Infliximab in steroid-refractory immune-related hepatitis does not demonstrate hepatotoxicity and may shorten time on steroids

July, 07, 2024 | Select Oncology Journal Articles


Immune-related hepatitis (irHepatitis) is a relatively common immune-related adverse event (irAE) of checkpoint inhibitors. Often, it responds well to steroids; however, in refractory cases, further therapy is needed. Anti-tumor necrosis factor (TNF) antibodies are used for management of multiple irAEs, but there are little data in irHepatitis. Here, we report on safety and efficacy of infliximab in 10 cases of steroid-refractory irHepatitis.


We retrospectively reviewed patients treated with infliximab for steroid-refractory grade ≥3 irHepatitis at the Department of Dermatology, University Hospital Zurich. The positive response to infliximab was defined as no further increase in alanine aminotransferase (ALT)/aspartate aminotransferase (AST) above 50% than at the time of first infliximab infusion and control of irHepatitis without therapies other than steroids and infliximab.

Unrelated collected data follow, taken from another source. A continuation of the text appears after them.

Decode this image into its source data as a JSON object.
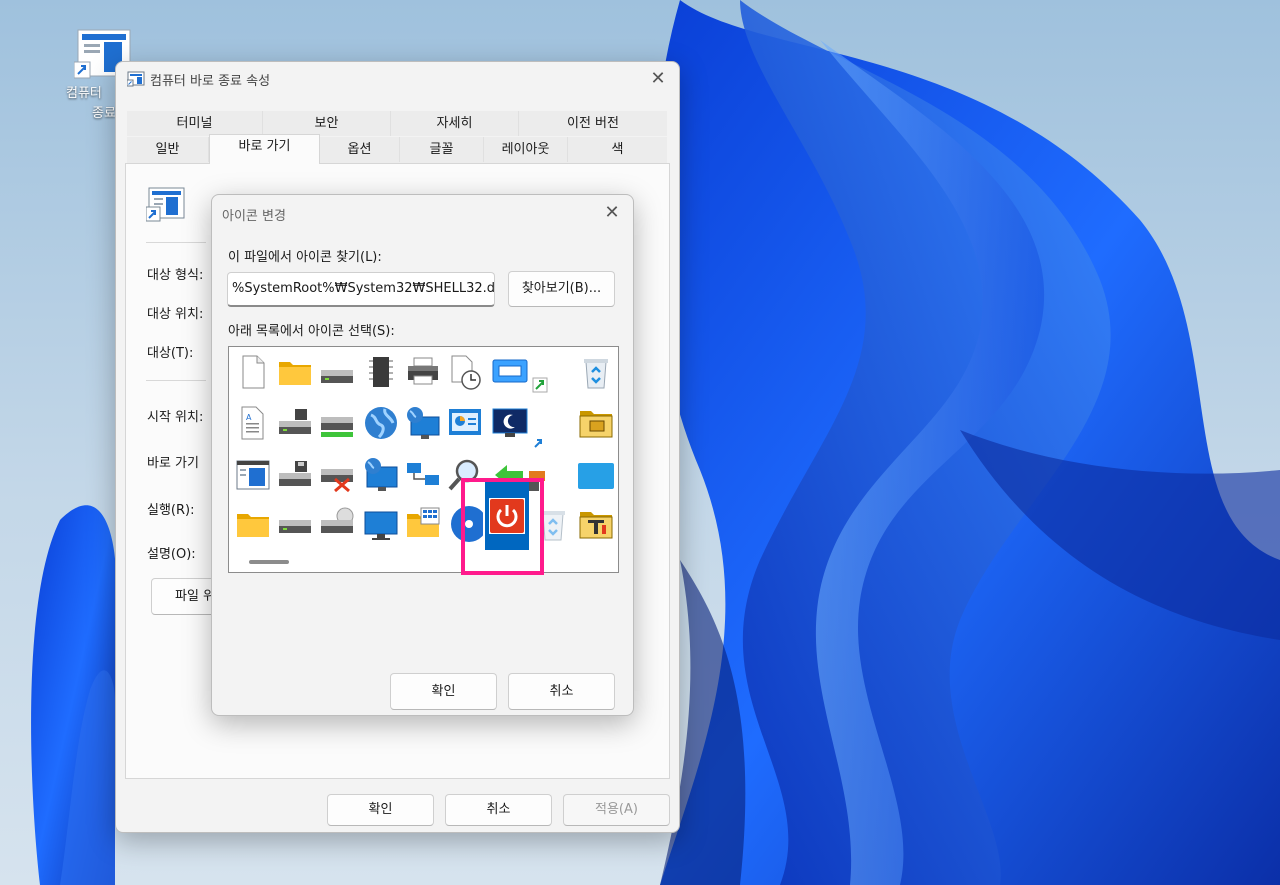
{
  "desktop": {
    "shortcut_label_line1": "컴퓨터",
    "shortcut_label_line2": "종료"
  },
  "properties": {
    "title": "컴퓨터 바로 종료 속성",
    "tabs_row1": [
      "터미널",
      "보안",
      "자세히",
      "이전 버전"
    ],
    "tabs_row2": [
      "일반",
      "바로 가기",
      "옵션",
      "글꼴",
      "레이아웃",
      "색"
    ],
    "active_tab": "바로 가기",
    "labels": {
      "target_type": "대상 형식:",
      "target_location": "대상 위치:",
      "target": "대상(T):",
      "start_in": "시작 위치:",
      "shortcut_key": "바로 가기",
      "run": "실행(R):",
      "comment": "설명(O):"
    },
    "open_file_button": "파일 위",
    "ok": "확인",
    "cancel": "취소",
    "apply": "적용(A)"
  },
  "change_icon": {
    "title": "아이콘 변경",
    "find_label": "이 파일에서 아이콘 찾기(L):",
    "file_path": "%SystemRoot%₩System32₩SHELL32.dll",
    "browse": "찾아보기(B)...",
    "select_label": "아래 목록에서 아이콘 선택(S):",
    "ok": "확인",
    "cancel": "취소",
    "icons": [
      [
        "blank-document-icon",
        "folder-icon",
        "drive-icon",
        "chip-icon",
        "printer-icon",
        "document-clock-icon",
        "window-shortcut-icon",
        "recycle-bin-full-icon"
      ],
      [
        "text-document-icon",
        "floppy-drive-icon",
        "removable-drive-icon",
        "globe-icon",
        "network-globe-icon",
        "control-panel-icon",
        "sleep-monitor-icon",
        "briefcase-folder-icon"
      ],
      [
        "application-window-icon",
        "floppy-disk-drive-icon",
        "drive-error-icon",
        "monitor-globe-icon",
        "network-computers-icon",
        "search-magnifier-icon",
        "back-arrow-icon",
        "blue-panel-icon"
      ],
      [
        "folder-empty-icon",
        "hard-drive-icon",
        "cd-drive-icon",
        "monitor-icon",
        "folder-grid-icon",
        "blue-circle-icon",
        "power-button-icon",
        "recycle-bin-empty-icon",
        "tools-folder-icon"
      ]
    ],
    "selected_icon": "power-button-icon"
  },
  "colors": {
    "highlight": "#ff1a8c",
    "selection": "#0067c0",
    "power_red": "#e2391d"
  }
}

10 patients with steroid-resistant irHepatitis grade ≥3 were treated with infliximab 5 mg/kg, of whom 7 (70%) responded positively. In two cases, the liver values increased over 50% before the irHepatitis could be controlled. In another case, therapies other than infliximab and steroids were given. At the median follow-up of 487 days, 90% of the patients demonstrated resolved irHepatitis without AST/ALT elevation following infliximab infusions.


Treatment of irHepatitis with infliximab did not result in hepatotoxicity and led to long-lasting positive response in 9 of 10 of the cases. Further research is needed to evaluate the role of anti-TNF antibodies in management of irHepatitis.